Silencio entre los dos hasta que Eric lo rompe de nuevo.

—¿Sabes?, una vez una preciosa mujer a la que adoro me comentó que su madre le había dicho que cantar era lo único que amansaba a las fieras y...

—¿Me estás llamando animal?

Sorprendido, da un respingo.

—No..., ni mucho menos.

—Pues canta tú si quieres; a mí no me apetece.

Eric hace un gesto afirmativo y se muerde el labio. Finalmente, asegura con resignación:

—De acuerdo, pequeña, me callaré.

La tensión en el ambiente es palpable, y ninguno abre la boca durante lo que dura el trayecto. Cuando llegamos a nuestro destino, Frida y Andrés me abrazan encantados; en especial, Frida, que en cuanto puede me aparta de los hombres y cuchichea:

—Por fin, por fin... ¡Cuánto me alegra ver que estáis de nuevo juntos!

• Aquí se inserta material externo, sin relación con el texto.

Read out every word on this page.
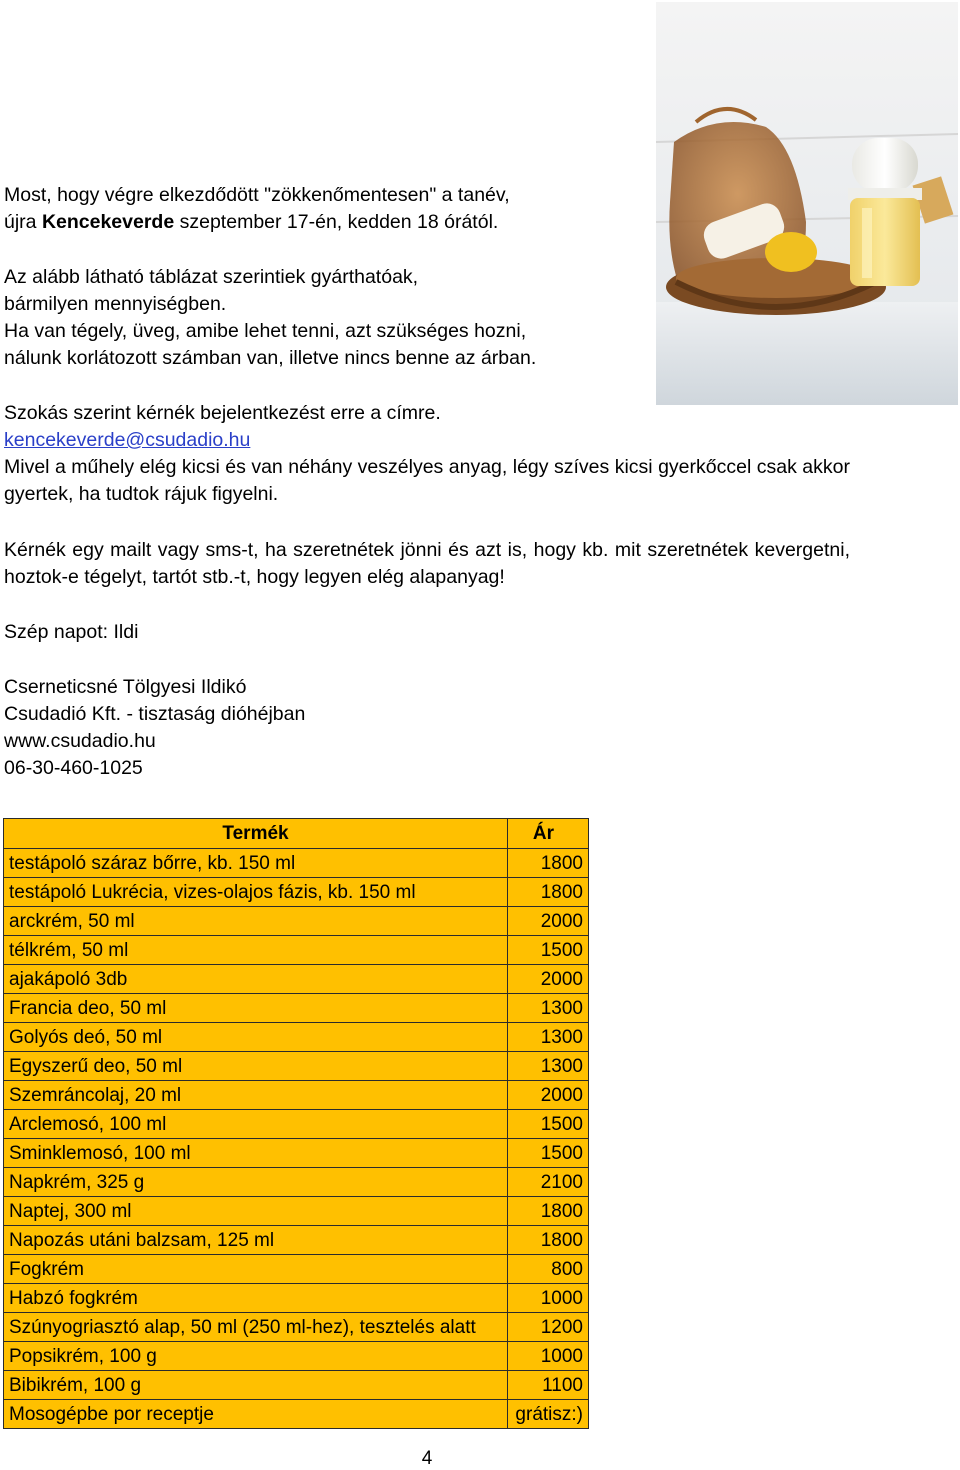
Most, hogy végre elkezdődött "zökkenőmentesen" a tanév,
újra Kencekeverde szeptember 17-én, kedden 18 órától.
Az alább látható táblázat szerintiek gyárthatóak,
bármilyen mennyiségben.
Ha van tégely, üveg, amibe lehet tenni, azt szükséges hozni,
nálunk korlátozott számban van, illetve nincs benne az árban.
Szokás szerint kérnék bejelentkezést erre a címre.
kencekeverde@csudadio.hu
Mivel a műhely elég kicsi és van néhány veszélyes anyag, légy szíves kicsi gyerkőccel csak akkor gyertek, ha tudtok rájuk figyelni.
Kérnék egy mailt vagy sms-t, ha szeretnétek jönni és azt is, hogy kb. mit szeretnétek kevergetni, hoztok-e tégelyt, tartót stb.-t, hogy legyen elég alapanyag!
Szép napot: Ildi
Cserneticsné Tölgyesi Ildikó
Csudadió Kft. - tisztaság dióhéjban
www.csudadio.hu
06-30-460-1025
Termék	Ár
testápoló száraz bőrre, kb. 150 ml	1800
testápoló Lukrécia, vizes-olajos fázis, kb. 150 ml	1800
arckrém, 50 ml	2000
télkrém, 50 ml	1500
ajakápoló 3db	2000
Francia deo, 50 ml	1300
Golyós deó, 50 ml	1300
Egyszerű deo, 50 ml	1300
Szemráncolaj, 20 ml	2000
Arclemosó, 100 ml	1500
Sminklemosó, 100 ml	1500
Napkrém, 325 g	2100
Naptej, 300 ml	1800
Napozás utáni balzsam, 125 ml	1800
Fogkrém	800
Habzó fogkrém	1000
Szúnyogriasztó alap, 50 ml (250 ml-hez), tesztelés alatt	1200
Popsikrém, 100 g	1000
Bibikrém, 100 g	1100
Mosogépbe por receptje	grátisz:)
4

—No cantes victoria tan pronto, que lo tengo en cuarentena.

—¿Cuarentena?

Sonrío irónicamente.

—Lo tengo castigado sin sexo ni cariñitos.

—¿Cómo?

Tras mirar a Eric y contemplar su semblante ceñudo, musito:

—Él me castiga cuando hago algo mal, y a partir de ahora he decidido que voy a hacer lo mismo. Por lo tanto, lo he castigado sin sexo.

—Pero ¿sólo contigo o con todas las mujeres?

Esto me alerta.

No lo he concretado, pero estoy segura de que él me ha entendido que es con todas. ¡TODAS! Frida, al ver mi gesto, se ríe.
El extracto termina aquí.